Tout le monde, qui n’aime pas dépenser volontairement son argent pour l’artisanat original des monts Métalliféres importé de la Chine ou qui ne travaille pas comme pickpocket indépendant, doit, soyons clair, s’attendre une période d’austérité. Chaque jour à partir de 10 heures du matin, les drôles groupes des trentenaires++ vont glander devant les hautes tables dans la Grimmaische ou dans la Petersstraße et ils vont siffler le vin chaud jusqu’ils perdent toutes leurs inhibitions. Puis ils se mettront les ramures clignotantes sur les têtes et commenceront, le postérieur vacillant, à danser auprès les piétons passants, qui se sont de nouveau, par erreur, égarés dans le centre-ville.
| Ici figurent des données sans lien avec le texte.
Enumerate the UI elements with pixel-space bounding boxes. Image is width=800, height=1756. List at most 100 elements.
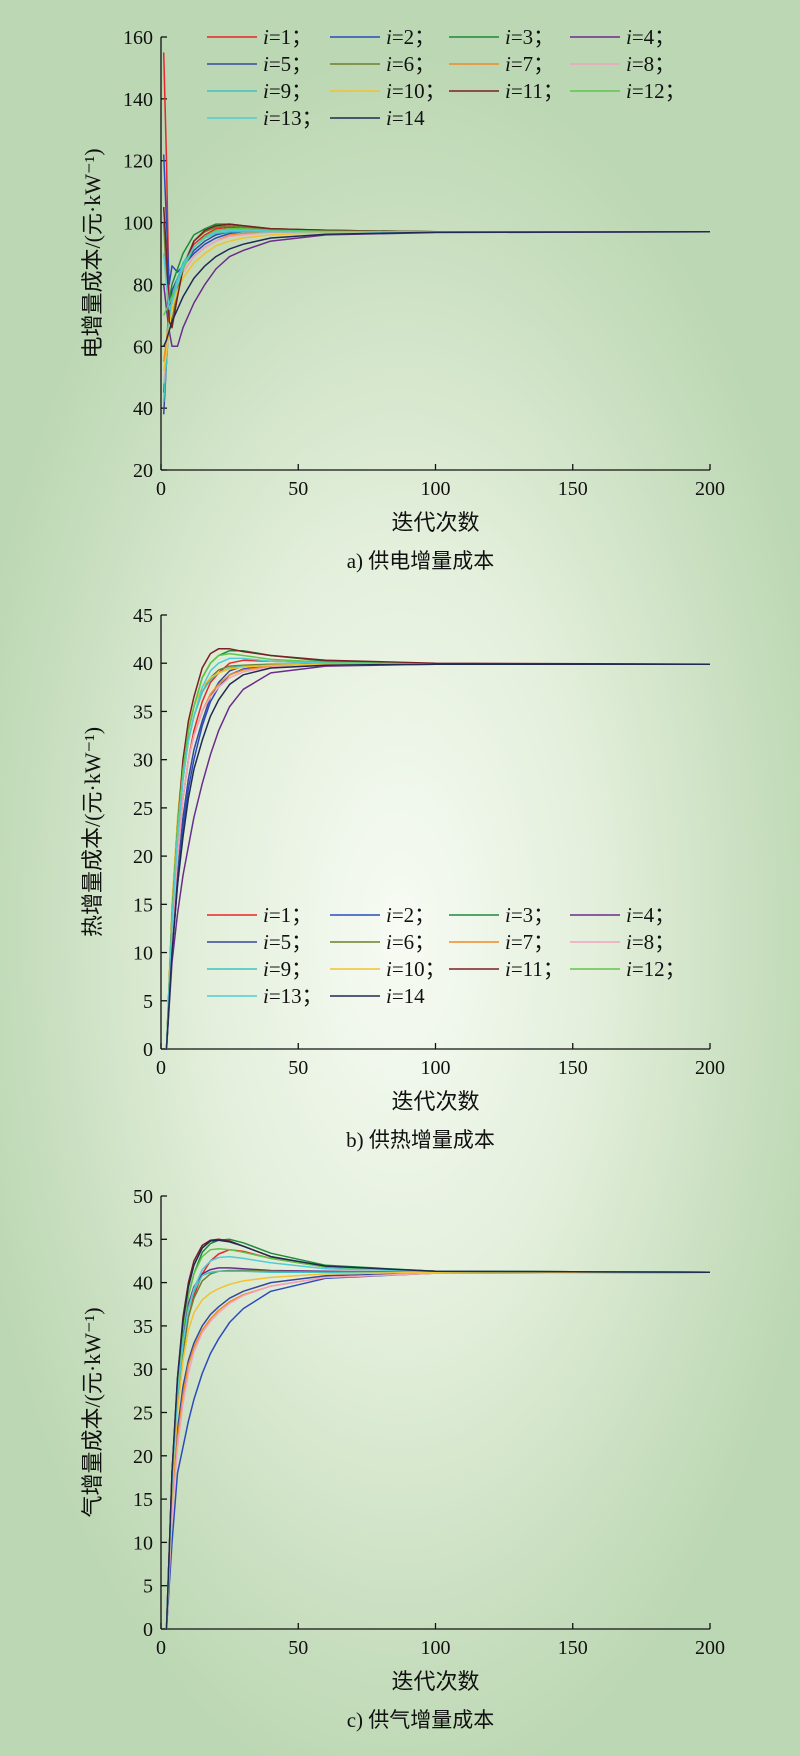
legend-label: i=6； (386, 52, 435, 76)
y-tick-label: 10 (133, 1532, 153, 1554)
series-line-i=10 (165, 663, 710, 1050)
x-tick-label: 100 (421, 478, 451, 500)
y-axis-label: 电增量成本/(元·kW⁻¹) (80, 148, 105, 358)
y-tick-label: 160 (123, 27, 153, 49)
legend-label: i=7； (505, 930, 554, 954)
legend-label: i=2； (386, 903, 435, 927)
series-line-i=6 (165, 663, 710, 1050)
legend-label: i=10； (386, 957, 446, 981)
x-tick-label: 150 (558, 1057, 588, 1079)
series-line-i=12 (163, 228, 710, 316)
series-line-i=9 (165, 663, 710, 1050)
x-axis-label: 迭代次数 (391, 510, 479, 535)
panel-caption: a) 供电增量成本 (347, 549, 495, 573)
legend-label: i=2； (386, 25, 435, 49)
legend-label: i=4； (626, 903, 675, 927)
panel-caption: c) 供气增量成本 (347, 1708, 495, 1732)
y-tick-label: 20 (133, 1446, 153, 1468)
legend-label: i=5； (263, 930, 312, 954)
y-tick-label: 0 (143, 1039, 153, 1061)
series-line-i=13 (165, 657, 710, 1050)
legend-label: i=14 (386, 106, 425, 130)
series-line-i=4 (165, 1267, 710, 1630)
x-tick-label: 200 (695, 1637, 725, 1659)
legend-label: i=3； (505, 903, 554, 927)
legend-label: i=1； (263, 25, 312, 49)
series-line-i=10 (165, 1271, 710, 1630)
x-axis-label: 迭代次数 (391, 1669, 479, 1694)
series-line-i=3 (165, 649, 710, 1050)
series-line-i=14 (163, 231, 711, 347)
legend-label: i=11； (505, 79, 564, 103)
series-line-i=9 (162, 231, 710, 403)
panel-caption: b) 供热增量成本 (346, 1128, 495, 1152)
panel-b-heat: 0 5 10 15 20 25 30 35 40 45 0 50 100 150 200 迭代次数 热增量成本/… (80, 605, 725, 1152)
series-line-i=5 (162, 231, 710, 415)
legend-label: i=13； (263, 984, 323, 1008)
y-tick-label: 15 (133, 1489, 153, 1511)
y-tick-label: 0 (143, 1619, 153, 1641)
legend-label: i=5； (263, 52, 312, 76)
series-line-i=9 (165, 1270, 710, 1630)
y-tick-label: 140 (123, 89, 153, 111)
x-tick-label: 200 (695, 1057, 725, 1079)
y-axis-label: 气增量成本/(元·kW⁻¹) (80, 1307, 105, 1517)
series-line-i=2 (165, 1271, 711, 1630)
y-tick-label: 40 (133, 1273, 153, 1295)
x-tick-label: 100 (421, 1057, 451, 1079)
x-tick-label: 150 (558, 1637, 588, 1659)
x-tick-label: 0 (156, 1637, 166, 1659)
legend-label: i=12； (626, 957, 686, 981)
y-tick-label: 25 (133, 1403, 153, 1425)
legend: i=1； i=2； i=3； i=4； i=5； i=6； i=7； i=8； i=9； i=10… (207, 903, 686, 1008)
legend-label: i=4； (626, 25, 675, 49)
series-line-i=13 (162, 229, 710, 310)
panel-c-gas: 0 5 10 15 20 25 30 35 40 45 50 0 50 100 150 200 迭代次数 气增量成… (80, 1186, 725, 1732)
y-tick-label: 35 (133, 701, 153, 723)
series-line-i=5 (165, 663, 710, 1050)
x-tick-label: 50 (288, 478, 308, 500)
legend-label: i=9； (263, 957, 312, 981)
y-tick-label: 10 (133, 943, 153, 965)
y-tick-label: 40 (133, 653, 153, 675)
y-tick-label: 50 (133, 1186, 153, 1208)
series-line-i=3 (165, 1238, 711, 1630)
series-line-i=1 (165, 659, 710, 1050)
series-line-i=6 (165, 1269, 710, 1630)
x-tick-label: 50 (288, 1057, 308, 1079)
x-tick-label: 0 (156, 1057, 166, 1079)
y-tick-label: 25 (133, 798, 153, 820)
series-line-i=7 (165, 663, 710, 1050)
series-line-i=11 (162, 207, 710, 329)
legend-label: i=14 (386, 984, 425, 1008)
series-line-i=7 (165, 1271, 711, 1630)
series-line-i=7 (162, 231, 710, 362)
y-tick-label: 5 (143, 991, 153, 1013)
y-axis-label: 热增量成本/(元·kW⁻¹) (80, 727, 105, 937)
y-tick-label: 45 (133, 1229, 153, 1251)
y-tick-label: 60 (133, 336, 153, 358)
legend-label: i=8； (626, 52, 675, 76)
series-line-i=13 (165, 1255, 711, 1630)
y-tick-label: 80 (133, 274, 153, 296)
legend-label: i=12； (626, 79, 686, 103)
y-tick-label: 30 (133, 750, 153, 772)
y-tick-label: 20 (133, 846, 153, 868)
y-tick-label: 30 (133, 1359, 153, 1381)
y-tick-label: 120 (123, 151, 153, 173)
y-tick-label: 35 (133, 1316, 153, 1338)
legend-label: i=9； (263, 79, 312, 103)
series-line-i=8 (165, 1271, 711, 1630)
y-tick-label: 20 (133, 460, 153, 482)
legend-label: i=7； (505, 52, 554, 76)
series-line-i=12 (165, 652, 710, 1050)
series-line-i=11 (165, 648, 711, 1050)
y-tick-label: 15 (133, 894, 153, 916)
x-tick-label: 0 (156, 478, 166, 500)
series-line-i=4 (162, 231, 711, 348)
panel-a-electricity: 20 40 60 80 100 120 140 160 0 50 100 150 200 迭代次数 电增量成… (80, 25, 725, 573)
series-line-i=14 (165, 1239, 711, 1630)
legend-label: i=13； (263, 106, 323, 130)
series-line-i=5 (165, 1271, 711, 1630)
Non, je ne comprends pas le concept du marché de Noël : Pourquoi chamboule-t-on des milliers des années de civilisation humaine et s’installe-t-on à l’extérieure dans le froid pour y, en revanche, boire quelque chose de chaud qui coute dans sa production au maximum 50 cents, mais se vend cependant dans la baraque décorée de manière solennelle pour 4 euros ? Et qu’est-ce que ça a à voir avec Noël ?
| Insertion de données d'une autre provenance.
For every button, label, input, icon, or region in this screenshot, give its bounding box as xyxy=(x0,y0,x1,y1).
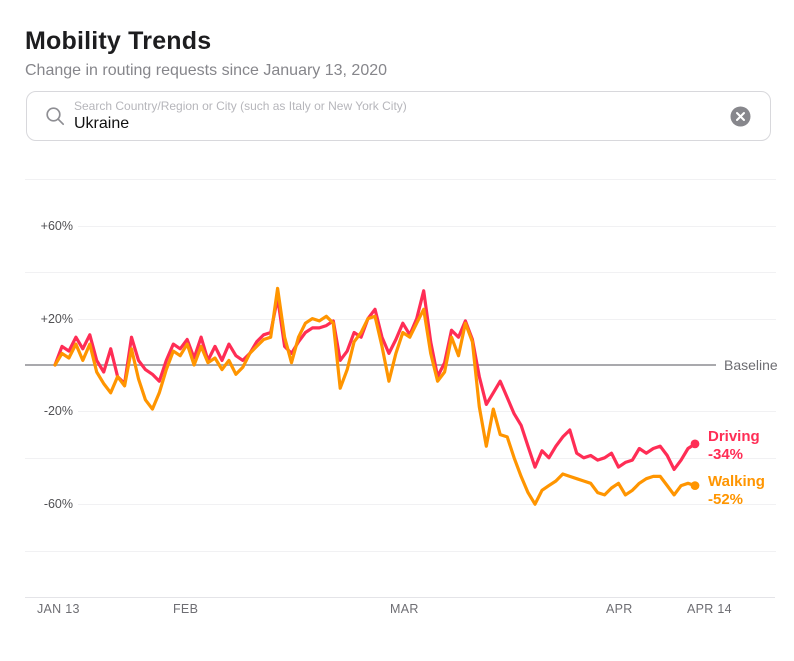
page-title: Mobility Trends xyxy=(25,26,212,55)
search-box[interactable]: Search Country/Region or City (such as I… xyxy=(26,91,771,141)
walking-end-dot xyxy=(690,481,700,491)
driving-series-label: Driving -34% xyxy=(708,428,760,464)
driving-end-dot xyxy=(690,439,700,449)
x-axis-label: FEB xyxy=(173,602,199,616)
x-axis-label: APR xyxy=(606,602,633,616)
gridline xyxy=(25,272,776,274)
gridline xyxy=(25,457,776,459)
baseline-gridline xyxy=(25,364,716,366)
page-subtitle: Change in routing requests since January… xyxy=(25,62,388,79)
driving-line xyxy=(53,289,697,471)
y-axis-label: +20% xyxy=(40,311,73,326)
x-axis-label: JAN 13 xyxy=(37,602,80,616)
search-placeholder: Search Country/Region or City (such as I… xyxy=(74,99,407,113)
walking-value: -52% xyxy=(708,491,744,508)
y-axis-label: -60% xyxy=(43,497,73,512)
baseline-label: Baseline xyxy=(724,357,778,373)
walking-line xyxy=(53,286,697,506)
x-axis-label: APR 14 xyxy=(687,602,732,616)
gridline xyxy=(78,411,776,413)
search-input[interactable]: Ukraine xyxy=(74,115,130,132)
driving-name: Driving xyxy=(708,428,760,445)
gridline xyxy=(78,504,776,506)
gridline xyxy=(25,550,776,552)
gridline xyxy=(78,225,776,227)
walking-series-label: Walking -52% xyxy=(708,473,765,509)
x-axis-label: MAR xyxy=(390,602,419,616)
walking-name: Walking xyxy=(708,473,765,490)
x-axis-line xyxy=(25,597,775,598)
search-icon xyxy=(45,106,66,127)
clear-search-button[interactable] xyxy=(730,106,751,127)
y-axis-label: +60% xyxy=(40,218,73,233)
driving-value: -34% xyxy=(708,446,744,463)
search-field[interactable]: Search Country/Region or City (such as I… xyxy=(74,92,710,140)
close-icon xyxy=(730,106,751,130)
y-axis-label: -20% xyxy=(43,404,73,419)
gridline xyxy=(25,179,776,181)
Vous avez raison ; on ne doit pas déconstruire le spectacle, sinon il nous paraîtra nécessairement complètement absurde. De même, on devrait boire du vin chaud autant que possible, pour ne, surtout pas, se mettre dans l’embarras d’une pensée. Si, en effet, on n’y réfléchit plus du tout, on peut y éventuellement déceler un sens : que le « Milka X-Mas Tour » et « Audi Winterworld » se font accorder des places éminentes dans l’événement de Noël si solennel bien que le marché de Noël veut de l’amour, de la tradition ou quelque chose comme ça – et, en tout cas, pas de commerce.

Mais le pire du marché Noël de Leipzig est : „Gohlis (quartier) garde le silence ! Les autochtones ne se soulèvent pas, pas de pétition contre les vacillantes « soirées filles » qui ne portent aucun but. Même pas une page Facebook incendiaire, rien ! Tout le contraire : Gohlis ne bouge pas un seul orteil. Supposons que la revenue annuelle de la vente des gobelets supercools sera accordée à l’association bénévole de soutien à la construction de l’église doyenné à la place Leuschner.

Et ceci est aussi, d’une certaine manière, dommage.”